If a natural waste area was part of the landscape, it was used somehow, someway ingeniously, making you feel like you were on a links course, yet never letting go of the fact what kind of environment you were located in.
(Greene & Greene did the same when they used Japanese-influenced styles in their architecture, just the same way Max utilized Scottish influenced styles in his, along with their zest for the natural styles of Craftsman architecture in his quests.)
Greens: Most of Max's greens featured some really interesting pin placements and there never seems to be any two greens shaped alike. If there were on any of his course, then it was only because he was presenting a different type of shot to handle them.
But most of all--through all of this,
HE HAD NO PROBLEM MOVING EARTH. (when he needed to)
Now the thing I think where I can really try to influence you
IF your willing to understand in the same way I have learned from you like places like Pine Valley and Maidstone and NGLA and oh-so-many-others, is that the method of construction--the very root of
ARTS & CRAFTS ARCHITECTURE was practiced by Max to no end, when he constructed his courses. That's the point of being a
CRAFTSMAN. You work every angle you can professionally, by making sure pride is taken when building it--that's where the
TRUE ARTISTRY comes from. Where Greene & Greene would practice different styles of butt joints and methods of craftsmanship, Max would do the very same in how he moved much land to create the movement at Lakeside and Oakmont and Rancho Santa Fe. At Lakeside he imported loamy soils from Long Beach and transported them to Toluca Lake, even though he was afforded the find of pockets of beach sand on the property.
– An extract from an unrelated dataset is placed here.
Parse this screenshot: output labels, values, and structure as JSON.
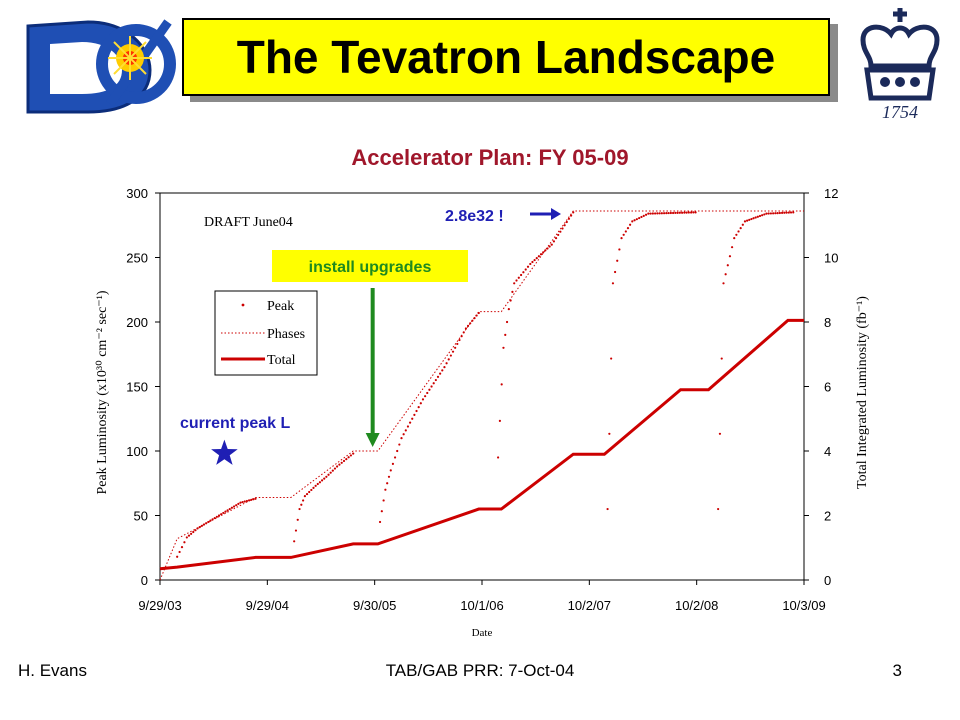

TOM, HE ACTUALLY WENT DOWN TO WHERE THE SAME SANDS ON-SITE, WOULD CARRY TO NEAR THE END OF THE L.A. RIVER AND TRANSPORT THEM BACK TO THE LANDS FROM WHICH THEY ONCE CAME FROM, VIA THE L.A. RIVER BED.Is that
CRAFTSMAN-STYLE of construction enough for you?
Tom, your my dear friend. Come out to LaLaLand when the winter cold hits. You have a lot to learn out here. Just as I still have a lot to learn back there and here too.